While the Ugly 18 may not even be on the radar as far as jazz heads are concerned, it won’t lead you astray either. Both the Daneletro and the ES-125 displayed a remarkable amount of woody overtones and acoustic timber to their sound. Historically, I’ve had noise and feedback problems with both of these guitars, especially the ES-125; I’m happy to say that even with the volume dimed, any amp noise was kept to a minimum. O’Boyle put it best, saying, “I hate to admit the the PCB amps, if well designed, are quiet because you don’t have to run ground wires or make a grounding scheme happen; it’s baked into the bread.”
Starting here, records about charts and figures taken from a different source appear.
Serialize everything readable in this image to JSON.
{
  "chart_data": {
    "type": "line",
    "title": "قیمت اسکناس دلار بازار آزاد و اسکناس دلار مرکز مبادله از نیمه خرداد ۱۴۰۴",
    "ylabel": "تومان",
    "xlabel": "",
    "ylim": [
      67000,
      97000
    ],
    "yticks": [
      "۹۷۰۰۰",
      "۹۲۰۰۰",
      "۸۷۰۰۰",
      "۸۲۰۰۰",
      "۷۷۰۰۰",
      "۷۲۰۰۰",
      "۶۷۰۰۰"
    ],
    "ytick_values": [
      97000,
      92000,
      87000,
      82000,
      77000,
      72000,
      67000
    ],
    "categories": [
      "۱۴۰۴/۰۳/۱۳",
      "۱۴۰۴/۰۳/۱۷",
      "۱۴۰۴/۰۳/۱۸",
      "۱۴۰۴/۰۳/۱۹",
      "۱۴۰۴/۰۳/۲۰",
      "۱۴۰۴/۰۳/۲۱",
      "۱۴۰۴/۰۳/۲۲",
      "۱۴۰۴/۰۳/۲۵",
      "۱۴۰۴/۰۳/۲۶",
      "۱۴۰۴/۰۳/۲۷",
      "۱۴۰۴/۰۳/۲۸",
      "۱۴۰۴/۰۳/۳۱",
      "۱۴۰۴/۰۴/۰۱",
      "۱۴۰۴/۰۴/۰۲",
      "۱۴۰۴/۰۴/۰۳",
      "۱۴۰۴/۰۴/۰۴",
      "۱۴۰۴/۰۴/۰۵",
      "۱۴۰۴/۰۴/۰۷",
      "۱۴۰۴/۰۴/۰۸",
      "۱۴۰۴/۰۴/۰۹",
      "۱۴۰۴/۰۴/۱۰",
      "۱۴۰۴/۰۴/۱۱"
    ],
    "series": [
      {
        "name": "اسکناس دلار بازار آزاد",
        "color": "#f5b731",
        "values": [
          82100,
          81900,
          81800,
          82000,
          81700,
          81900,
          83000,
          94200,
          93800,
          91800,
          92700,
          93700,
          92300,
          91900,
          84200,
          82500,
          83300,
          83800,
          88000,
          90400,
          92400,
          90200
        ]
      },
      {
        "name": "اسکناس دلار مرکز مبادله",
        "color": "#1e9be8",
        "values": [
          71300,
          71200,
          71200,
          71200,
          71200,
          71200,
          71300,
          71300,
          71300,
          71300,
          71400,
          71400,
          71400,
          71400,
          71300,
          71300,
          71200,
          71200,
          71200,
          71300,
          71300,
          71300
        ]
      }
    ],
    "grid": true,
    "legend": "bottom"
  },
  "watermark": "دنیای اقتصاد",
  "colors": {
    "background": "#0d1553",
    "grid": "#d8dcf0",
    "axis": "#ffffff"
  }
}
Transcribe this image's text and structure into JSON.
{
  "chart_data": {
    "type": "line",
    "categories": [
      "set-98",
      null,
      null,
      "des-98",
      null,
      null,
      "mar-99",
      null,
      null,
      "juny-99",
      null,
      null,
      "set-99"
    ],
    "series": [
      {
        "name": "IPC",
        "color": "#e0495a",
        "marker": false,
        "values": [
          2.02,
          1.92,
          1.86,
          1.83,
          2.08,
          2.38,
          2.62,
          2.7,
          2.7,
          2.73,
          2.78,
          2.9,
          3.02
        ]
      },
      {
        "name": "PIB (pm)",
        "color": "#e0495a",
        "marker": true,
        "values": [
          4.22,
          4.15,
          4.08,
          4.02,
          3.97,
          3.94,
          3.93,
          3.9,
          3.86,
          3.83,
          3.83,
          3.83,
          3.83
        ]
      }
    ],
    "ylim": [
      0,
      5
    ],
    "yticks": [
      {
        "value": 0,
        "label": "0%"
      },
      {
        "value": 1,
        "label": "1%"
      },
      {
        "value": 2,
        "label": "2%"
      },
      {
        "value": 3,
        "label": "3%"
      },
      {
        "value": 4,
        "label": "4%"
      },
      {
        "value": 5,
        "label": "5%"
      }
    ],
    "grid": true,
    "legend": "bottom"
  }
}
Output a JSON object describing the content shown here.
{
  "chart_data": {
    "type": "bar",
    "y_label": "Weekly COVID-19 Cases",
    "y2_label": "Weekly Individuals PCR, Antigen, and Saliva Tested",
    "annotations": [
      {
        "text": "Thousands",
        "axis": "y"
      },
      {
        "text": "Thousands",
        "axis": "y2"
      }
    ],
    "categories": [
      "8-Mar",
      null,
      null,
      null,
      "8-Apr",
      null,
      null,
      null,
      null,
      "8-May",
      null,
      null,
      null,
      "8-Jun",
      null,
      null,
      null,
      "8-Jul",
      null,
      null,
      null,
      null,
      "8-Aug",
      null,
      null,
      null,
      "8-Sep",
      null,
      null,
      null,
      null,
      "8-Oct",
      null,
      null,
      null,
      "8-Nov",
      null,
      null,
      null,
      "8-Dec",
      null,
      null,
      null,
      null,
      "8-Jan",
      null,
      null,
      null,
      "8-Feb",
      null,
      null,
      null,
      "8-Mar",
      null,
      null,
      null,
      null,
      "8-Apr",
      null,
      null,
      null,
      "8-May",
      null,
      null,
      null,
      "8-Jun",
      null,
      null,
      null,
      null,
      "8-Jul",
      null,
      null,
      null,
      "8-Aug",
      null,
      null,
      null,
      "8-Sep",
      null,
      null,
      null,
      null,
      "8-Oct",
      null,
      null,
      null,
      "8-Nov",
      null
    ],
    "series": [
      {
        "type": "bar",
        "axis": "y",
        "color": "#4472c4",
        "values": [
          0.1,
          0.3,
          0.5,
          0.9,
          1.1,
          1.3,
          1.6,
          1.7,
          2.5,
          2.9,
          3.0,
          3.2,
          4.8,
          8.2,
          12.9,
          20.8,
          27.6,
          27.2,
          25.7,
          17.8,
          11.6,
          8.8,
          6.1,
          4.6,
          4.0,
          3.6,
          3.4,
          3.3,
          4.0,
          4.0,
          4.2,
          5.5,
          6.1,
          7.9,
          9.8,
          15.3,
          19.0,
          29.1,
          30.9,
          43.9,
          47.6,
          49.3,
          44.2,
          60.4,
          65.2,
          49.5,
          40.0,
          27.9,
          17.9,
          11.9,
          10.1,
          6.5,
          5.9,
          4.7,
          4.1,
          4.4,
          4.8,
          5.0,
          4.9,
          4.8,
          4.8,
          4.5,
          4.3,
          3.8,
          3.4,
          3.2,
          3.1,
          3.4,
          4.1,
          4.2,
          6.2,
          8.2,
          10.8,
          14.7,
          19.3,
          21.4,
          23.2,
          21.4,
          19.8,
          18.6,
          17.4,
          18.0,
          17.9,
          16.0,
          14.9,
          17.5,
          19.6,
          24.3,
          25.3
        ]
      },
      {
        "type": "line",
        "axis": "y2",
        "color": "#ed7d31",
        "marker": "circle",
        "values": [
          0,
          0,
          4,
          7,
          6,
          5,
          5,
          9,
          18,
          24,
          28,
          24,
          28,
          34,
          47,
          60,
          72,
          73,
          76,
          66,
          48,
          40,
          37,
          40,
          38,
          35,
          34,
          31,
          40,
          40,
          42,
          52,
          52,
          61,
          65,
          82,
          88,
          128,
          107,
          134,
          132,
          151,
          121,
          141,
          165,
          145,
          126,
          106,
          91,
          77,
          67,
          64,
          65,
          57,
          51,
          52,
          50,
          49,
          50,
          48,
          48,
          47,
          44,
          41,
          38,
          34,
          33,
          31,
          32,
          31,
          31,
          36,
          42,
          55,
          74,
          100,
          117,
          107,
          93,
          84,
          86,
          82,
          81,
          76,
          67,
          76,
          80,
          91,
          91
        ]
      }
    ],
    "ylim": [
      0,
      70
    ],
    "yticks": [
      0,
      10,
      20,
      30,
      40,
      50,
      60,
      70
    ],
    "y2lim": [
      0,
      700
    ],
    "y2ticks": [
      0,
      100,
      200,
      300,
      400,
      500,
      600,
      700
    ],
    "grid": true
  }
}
Playing my MIJ, Bill Lawrence-equipped Strat, I was struck by how the bottom remained tight and punchy, remarkable for a low watt-amp with limited EQ options. Kicking things up a notch with an Xotic AC Boost, the Strat sounded phenomenal. Because the Ugly 18 lacks a reverb unit, I doubt it’s going to be anyone’s “go to” amp for Dick Dale-inspired mayhem, or Buck Owens-like twang, but don’t rule this one out as a western swing partner. Last but not least, I just had to crank up the Ugly 18 and plug in a BC Rich Gunslinger Retro with a single Dimarzio Super Distortion. Dime the volume knob, stomp on a Boss DD-6 Digital Delay—you’re in hair metal heaven.

The Final Mojo

The Ugly 18 Head is a very cool package. Even with medium-output humbuckers, the Ugly 18 will break up at a reasonable volume level. If you want a little more crunch, the Ugly 18 responds well to OD pedals. The real surprise, however, was with both the Strat and hollowbodied single-coil guitars. I think in order to get the most out of the amp, you should consider an A/B/Y box, and loop junkies might consider an Xotic X-Blender or similar device. An external reverb or delay may also help round things out a bit, too. Some may be put off by the somewhat limited EQ options, but the Ugly 18 never sounded murky, ill-defined, shrill or unpleasant. I don’t hesitate to recommend the Ugly 18 for anyone looking for a low-watt, British-voiced amp; it should work well for recording, practice, or small club gigs.
Buy if...
You’re looking for a better-than-average, low-watt, Brit-voiced amp.
Skip if...
You absolutely, positively can’t live without reverb and an effects loop.